Naquele tempo, o meu tempo, quando um tipo era aleijado jogava à baliza. Era um tempo em que, estando por inventar a palavra deficiente, ainda se dizia aleijado. O medo da poliomielite pairava no ar. Philip Roth, no seu “Nemésis”, mostra esse indecifrável inimigo. Não se sabia donde vinha, nem como chegava.
A polio podia, dizia-se, começar na praia ou num picnic, com um pico, um prego ferrugento, um espinho envenenado que se espetasse no calcanhar. Era o que, mal lidos, diziam os pálidos Reader’s Digest que nos chegavam com atraso. Não tínhamos sequer noção da morte: tínhamos era medo de ficar paralíticos. E de ter de jogar à baliza.
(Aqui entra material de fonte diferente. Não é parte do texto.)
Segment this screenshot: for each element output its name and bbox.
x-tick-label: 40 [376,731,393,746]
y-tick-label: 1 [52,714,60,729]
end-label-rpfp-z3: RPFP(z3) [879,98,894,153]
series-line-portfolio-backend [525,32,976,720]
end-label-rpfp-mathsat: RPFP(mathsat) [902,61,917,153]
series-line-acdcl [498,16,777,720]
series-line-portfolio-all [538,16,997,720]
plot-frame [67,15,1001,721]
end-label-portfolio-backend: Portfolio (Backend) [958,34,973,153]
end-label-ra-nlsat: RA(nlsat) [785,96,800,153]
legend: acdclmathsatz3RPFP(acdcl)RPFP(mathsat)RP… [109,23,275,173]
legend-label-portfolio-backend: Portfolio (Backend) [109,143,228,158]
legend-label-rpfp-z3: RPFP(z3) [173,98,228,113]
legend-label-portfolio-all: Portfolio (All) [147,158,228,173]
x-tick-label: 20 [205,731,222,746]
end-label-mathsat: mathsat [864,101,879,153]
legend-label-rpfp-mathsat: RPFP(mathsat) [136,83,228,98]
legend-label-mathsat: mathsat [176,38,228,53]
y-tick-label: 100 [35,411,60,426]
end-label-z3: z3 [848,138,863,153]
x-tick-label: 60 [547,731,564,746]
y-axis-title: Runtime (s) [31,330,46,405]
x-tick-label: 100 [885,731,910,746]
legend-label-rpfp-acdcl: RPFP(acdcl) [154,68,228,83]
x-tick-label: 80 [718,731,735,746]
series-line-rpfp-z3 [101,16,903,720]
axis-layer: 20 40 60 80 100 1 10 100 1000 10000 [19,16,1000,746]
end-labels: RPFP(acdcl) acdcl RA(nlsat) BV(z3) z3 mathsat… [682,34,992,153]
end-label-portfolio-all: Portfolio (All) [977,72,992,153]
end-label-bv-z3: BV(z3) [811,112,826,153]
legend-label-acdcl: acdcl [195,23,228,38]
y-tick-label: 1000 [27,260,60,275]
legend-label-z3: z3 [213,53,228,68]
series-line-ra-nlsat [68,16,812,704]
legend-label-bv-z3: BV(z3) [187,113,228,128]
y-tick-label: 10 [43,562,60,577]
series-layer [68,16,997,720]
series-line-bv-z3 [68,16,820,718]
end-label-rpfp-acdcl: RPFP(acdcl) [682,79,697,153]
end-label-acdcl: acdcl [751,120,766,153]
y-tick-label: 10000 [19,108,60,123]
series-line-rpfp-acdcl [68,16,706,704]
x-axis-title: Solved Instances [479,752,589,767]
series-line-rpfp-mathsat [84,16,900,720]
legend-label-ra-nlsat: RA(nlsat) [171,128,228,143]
Conheço um garoto que joga à baliza. Passou a jogar nessa posição depois de ser avançado no jogo que mais gosta de jogar e onde perdeu horas e horas a organizar campeonatos infantis e mais tarde juvenis para poder jogá-los. Num repente lhe disseram que não podia jogar mais. E ele incrédulo, como se fora coisa impossível, “está a dizer-me que não posso jogar mais?” Sempre que joga à baliza, durante dois dias, fica “todo partido”. Diz ele. E já tenho confirmado. O acaso genético estraga muita coisa que só ensombra. E, ainda assim, bem vejo a alegria com que, de tempos a tempos consegue recrutar dez a onze jogadores.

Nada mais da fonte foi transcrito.